Stephen Holmes, professeur à l’université de New York et commentateur énergique de l’actualité, a publié un article intéressant dans Project Syndicate le 1er décembre sous le titre « MAGA’s Death Wish » (Le désir de mort de MAGA). Holmes expose son point de vue avec une clarté admirable :
Comme l’avenir souhaité par MAGA est inaccessible, le mouvement n’a pas de programme constructif. Il ne peut rien construire, car rien de ce qu’il construirait ne le satisferait. Tout ce qu’il peut faire, c’est détruire… La rage qui anime MAGA est la rage de l’impossibilité, la fureur qui vient du désir d’obtenir quelque chose d’inaccessible… C’est ce qui arrive lorsqu’un mouvement politique promet de restaurer un passé irrécupérable. Incapable de tenir ses promesses, il ne peut que démolir.

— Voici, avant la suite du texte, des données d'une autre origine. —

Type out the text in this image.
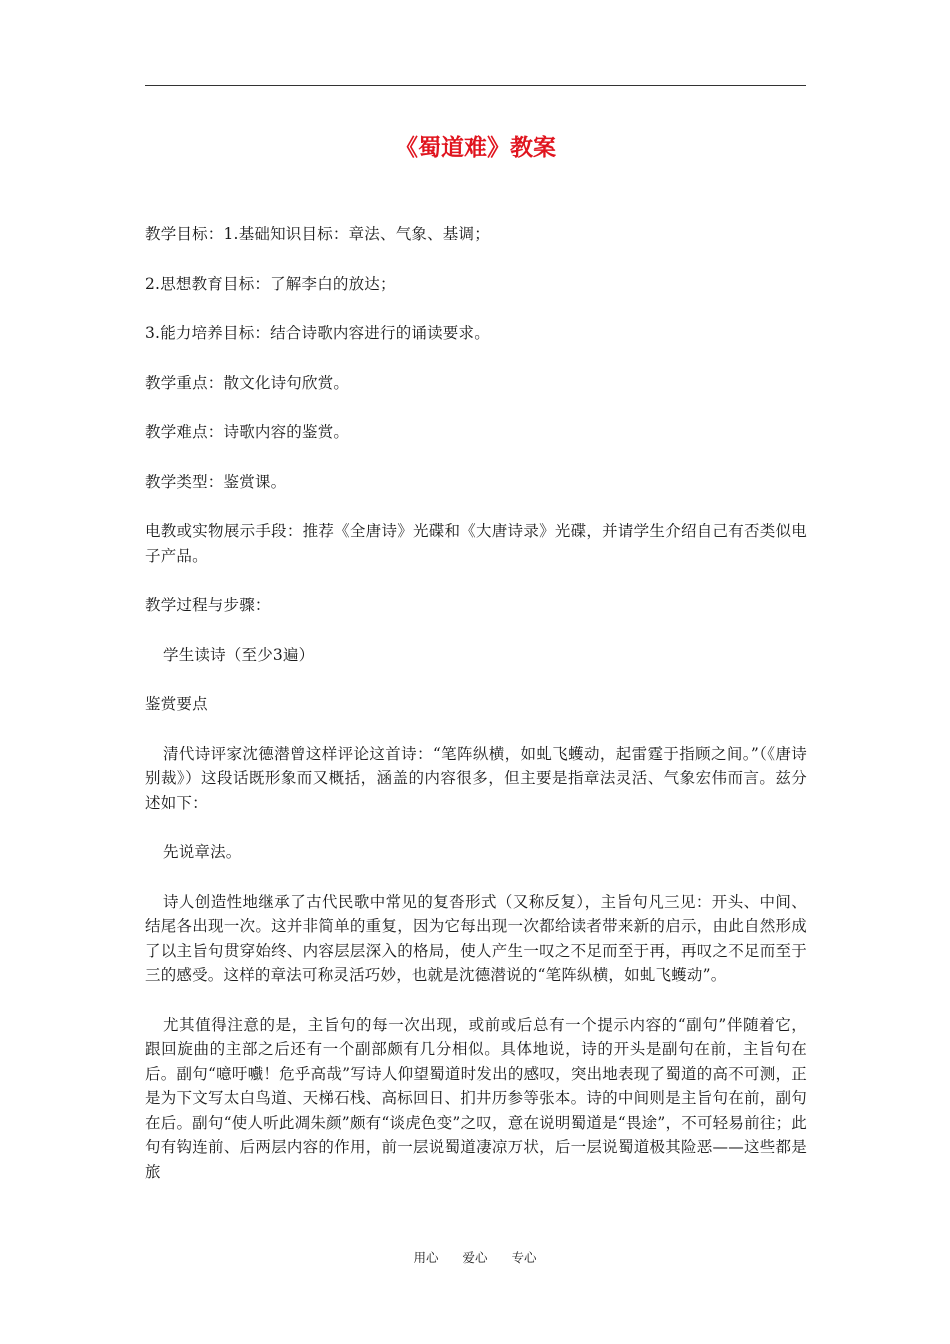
《蜀道难》教案

教学目标：1.基础知识目标：章法、气象、基调；

2.思想教育目标：了解李白的放达；

3.能力培养目标：结合诗歌内容进行的诵读要求。

教学重点：散文化诗句欣赏。

教学难点：诗歌内容的鉴赏。

教学类型：鉴赏课。

电教或实物展示手段：推荐《全唐诗》光碟和《大唐诗录》光碟，并请学生介绍自己有否类似电子产品。

教学过程与步骤：

学生读诗（至少3遍）

鉴赏要点

清代诗评家沈德潜曾这样评论这首诗：“笔阵纵横，如虬飞蠖动，起雷霆于指顾之间。”（《唐诗别裁》）这段话既形象而又概括，涵盖的内容很多，但主要是指章法灵活、气象宏伟而言。兹分述如下：

先说章法。

诗人创造性地继承了古代民歌中常见的复沓形式（又称反复），主旨句凡三见：开头、中间、结尾各出现一次。这并非简单的重复，因为它每出现一次都给读者带来新的启示，由此自然形成了以主旨句贯穿始终、内容层层深入的格局，使人产生一叹之不足而至于再，再叹之不足而至于三的感受。这样的章法可称灵活巧妙，也就是沈德潜说的“笔阵纵横，如虬飞蠖动”。

尤其值得注意的是，主旨句的每一次出现，或前或后总有一个提示内容的“副句”伴随着它，跟回旋曲的主部之后还有一个副部颇有几分相似。具体地说，诗的开头是副句在前，主旨句在后。副句“噫吁嚱！危乎高哉”写诗人仰望蜀道时发出的感叹，突出地表现了蜀道的高不可测，正是为下文写太白鸟道、天梯石栈、高标回日、扪井历参等张本。诗的中间则是主旨句在前，副句在后。副句“使人听此凋朱颜”颇有“谈虎色变”之叹，意在说明蜀道是“畏途”，不可轻易前往；此句有钩连前、后两层内容的作用，前一层说蜀道凄凉万状，后一层说蜀道极其险恶——这些都是旅

用心  爱心  专心
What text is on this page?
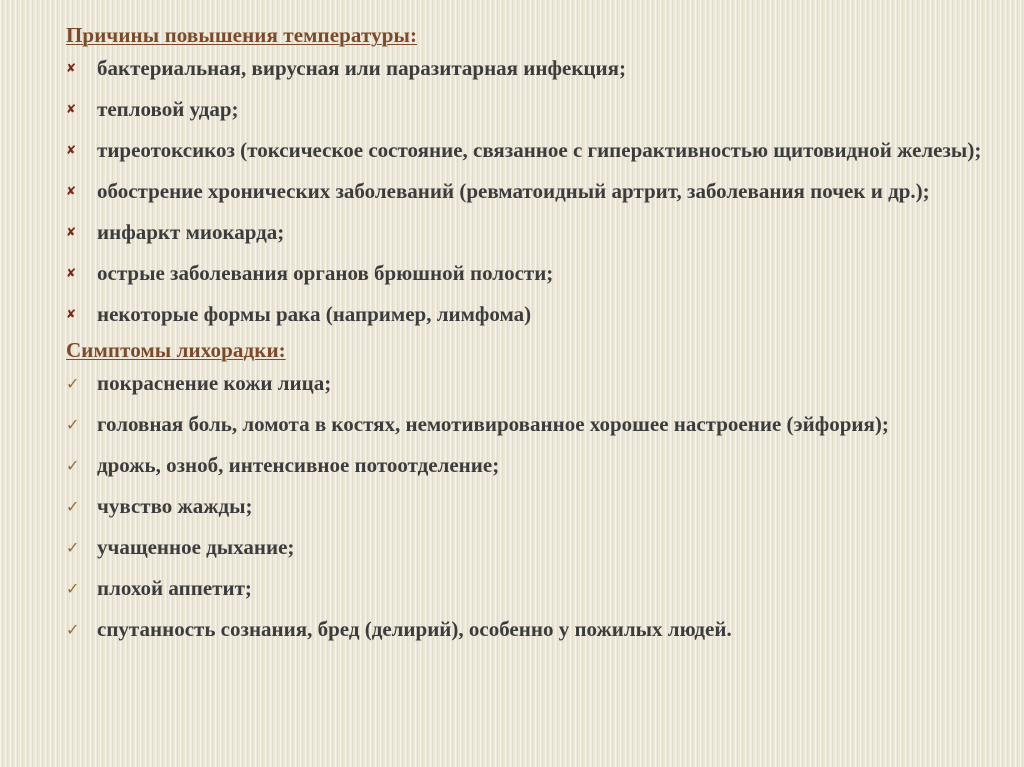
Причины повышения температуры:
✘ бактериальная, вирусная или паразитарная инфекция;
✘ тепловой удар;
✘ тиреотоксикоз (токсическое состояние, связанное с гиперактивностью щитовидной железы);
✘ обострение хронических заболеваний (ревматоидный артрит, заболевания почек и др.);
✘ инфаркт миокарда;
✘ острые заболевания органов брюшной полости;
✘ некоторые формы рака (например, лимфома)
Симптомы лихорадки:
✓ покраснение кожи лица;
✓ головная боль, ломота в костях, немотивированное хорошее настроение (эйфория);
✓ дрожь, озноб, интенсивное потоотделение;
✓ чувство жажды;
✓ учащенное дыхание;
✓ плохой аппетит;
✓ спутанность сознания, бред (делирий), особенно у пожилых людей.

Je n’ai jamais compris d’où venait tout ce fantasme de la fin de l’histoire. Francis Fukuyama, le charlatan sophomoric qui a popularisé cette idée un an après le terrible triomphalisme de la première décennie de l’après-guerre froide, était un bureaucrate médiocre au département d’État lorsqu’il a écrit The End of History and the Last Man (Free Press, 1992). Peut-être cela explique-t-il pourquoi : l’Amérique comme dernier mot, le meilleur des mondes possibles, est un sous-ensemble idéologique de la conscience exceptionnaliste qui, dans une interprétation ou une autre, était destinée à devenir une politique.
Quoi qu’il en soit, cela va devenir ridicule, pour ne pas dire dangereux, à mesure que Trump et ses lieutenants lumpen vont s’y essayer. Heureusement, l’histoire continuera une fois que nous aurons vu la fin de leur règne et que le travail de réparation du désordre qu’ils ont causé commencera.